PET Evidence for a Role for Striatal Dopamine in the Attentional Blink: Functional Implications

• Published in: Journal of cognitive neuroscience Vol. 24; no. 9; pp. 1932 - 1940
• Main Authors: Slagter, Heleen A., Tomer, Rachel, Christian, Bradley T., Fox, Andrew S., Colzato, Lorenza S., King, Carlye R., Murali, Dhanabalan, Davidson, Richard J.
• Format: Journal Article
• Language: English
• Published: One Rogers Street, Cambridge, MA 02142-1209, USA MIT Press 01.09.2012; MIT Press Journals, The
• Subjects: Adult; Analysis of Variance; Attentional Blink - physiology; Benzamides - pharmacokinetics; Brain Mapping; Cognition & reasoning; Corpus Striatum - diagnostic imaging; Corpus Striatum - drug effects; Corpus Striatum - physiology; Dopamine - metabolism; Dopamine Antagonists - pharmacokinetics; Female; Fluorodeoxyglucose F18 - pharmacokinetics; Humans; Magnetic Resonance Imaging; Male; Memory; Neurosciences; Photic Stimulation; Positron-Emission Tomography; Protein Binding - drug effects; Receptors, Dopamine D2 - metabolism; Visual task performance; Young Adult
• ISSN: 0898-929X; 1530-8898; 1530-8898
• DOI: 10.1162/jocn_a_00255

Our outside world changes continuously, for example, when driving through traffic. An important question is how our brain deals with this constant barrage of rapidly changing sensory input and flexibly selects only newly goal-relevant information for further capacity-limited processing in working memory. The challenge our brain faces is experimentally captured by the attentional blink (AB): an impairment in detecting the second of two target stimuli presented in close temporal proximity among distracters.
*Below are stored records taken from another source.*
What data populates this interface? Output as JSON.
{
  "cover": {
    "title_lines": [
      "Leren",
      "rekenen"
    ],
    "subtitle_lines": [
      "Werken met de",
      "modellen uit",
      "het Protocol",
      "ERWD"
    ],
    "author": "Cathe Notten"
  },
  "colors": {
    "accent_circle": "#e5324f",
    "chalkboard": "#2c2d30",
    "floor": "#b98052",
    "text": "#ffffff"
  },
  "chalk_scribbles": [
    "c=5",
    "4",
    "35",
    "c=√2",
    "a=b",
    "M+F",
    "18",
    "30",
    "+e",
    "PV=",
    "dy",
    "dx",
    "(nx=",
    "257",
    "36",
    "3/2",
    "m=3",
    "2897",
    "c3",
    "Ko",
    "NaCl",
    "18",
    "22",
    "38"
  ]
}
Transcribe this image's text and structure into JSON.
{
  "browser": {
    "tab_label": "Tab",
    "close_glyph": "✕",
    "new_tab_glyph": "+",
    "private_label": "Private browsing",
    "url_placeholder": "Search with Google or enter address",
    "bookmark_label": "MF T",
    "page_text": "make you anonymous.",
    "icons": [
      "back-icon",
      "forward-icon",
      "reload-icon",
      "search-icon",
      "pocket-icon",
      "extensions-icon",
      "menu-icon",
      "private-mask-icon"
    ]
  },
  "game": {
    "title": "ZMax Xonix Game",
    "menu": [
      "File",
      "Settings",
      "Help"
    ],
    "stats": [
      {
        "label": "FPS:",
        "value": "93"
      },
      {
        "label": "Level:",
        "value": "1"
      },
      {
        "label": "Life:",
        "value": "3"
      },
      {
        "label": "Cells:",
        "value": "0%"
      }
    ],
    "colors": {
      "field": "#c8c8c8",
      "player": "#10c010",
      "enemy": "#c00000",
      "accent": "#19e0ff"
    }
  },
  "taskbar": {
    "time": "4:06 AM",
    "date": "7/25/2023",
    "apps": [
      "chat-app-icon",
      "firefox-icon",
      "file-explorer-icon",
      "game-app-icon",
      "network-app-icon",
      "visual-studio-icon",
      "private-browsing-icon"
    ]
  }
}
Many theories have been proposed to explain this deficit in processing goal-relevant information, with some attributing the AB to capacity limitations related to encoding of the first target and others assigning a critical role to on-line selection mechanisms that control access to working memory. The current study examined the role of striatal dopamine in the AB, given its known role in regulating the contents of working memory. Specifically, participants performed an AB task and their basal level of dopamine D2-like receptor binding was measured using PET and [F-18]fallypride. As predicted, individual differences analyses showed that greater D2-like receptor binding in the striatum was associated with a larger AB, implicating striatal dopamine and mechanisms that control access to working memory in the AB. Specifically, we propose that striatal dopamine may determine the AB by regulating the threshold for working memory updating, providing a testable physiological basis for this deficit in gating rapidly changing visual information. A challenge for current models of the AB lies in connecting more directly to these neurobiological data.